Not sure if Rust should be promoted to build games, i prefer it being pushed to build mission critical software.
There is a very certain way rust is supposed to be used, which is a negative on it's own, but it will lead to a fulfilling and productive programming experience. (My opinion) If you need to regularly index something, then you're using the language wrong.
Long story short, yes, it's very different in game dev. It's very common to pre-allocate space for all your working data as large statically sized arrays because dynamic allocation is bad for performance. Oftentimes the data gets organized in parallel arrays (https://en.wikipedia.org/wiki/Parallel_array) instead of in collections of structs. This can save a lot of memory (because the data gets packed more densely) be more cache-friendly, and makes it much easier to make efficient use of SIMD instructions.

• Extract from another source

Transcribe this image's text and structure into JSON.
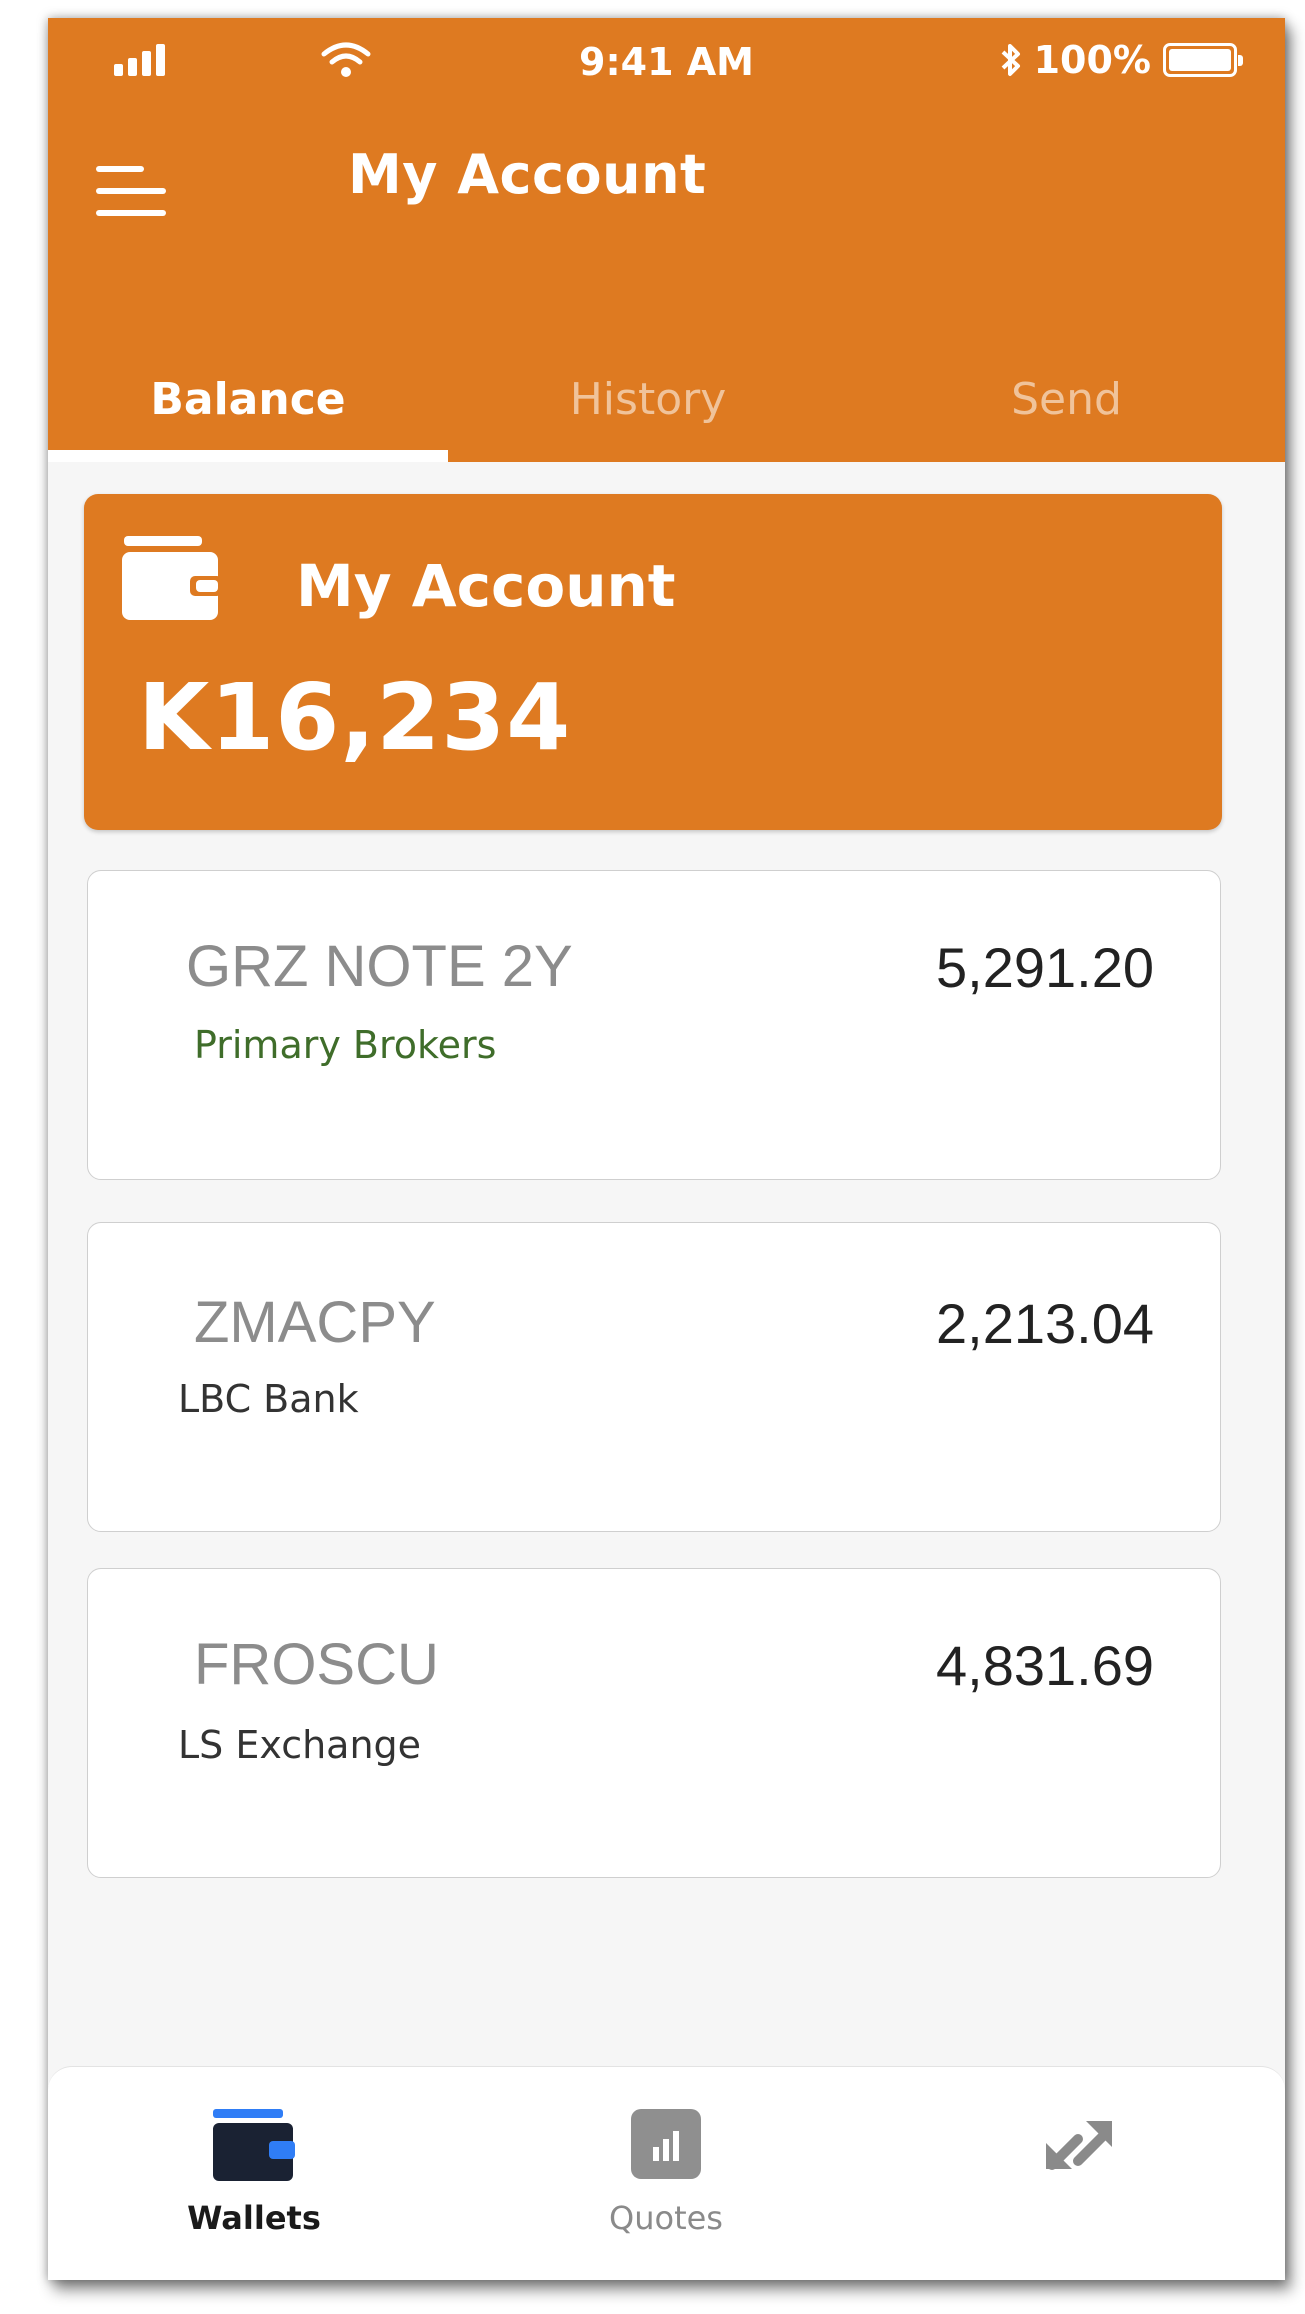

This is also fairly common in scientific computing (which is more my wheelhouse), and for the same reason: it's good for performance.
That seems like something that could very easily be turned into a compiler optimisation and enabled with something like an annotation. Would have some issue when calling across library boundaries ( a lot like the handling of gradual types), but within the codebase that'd be easy.
However this problem does still come up in iterator contexts. For example Iterator::take takes a usize.
Concrete example: pulling a single item out of a zip file, which supports random access, is O(1). Pulling a single item out of a *.tar.gz file, which can only be accessed by iterating it, is O(N).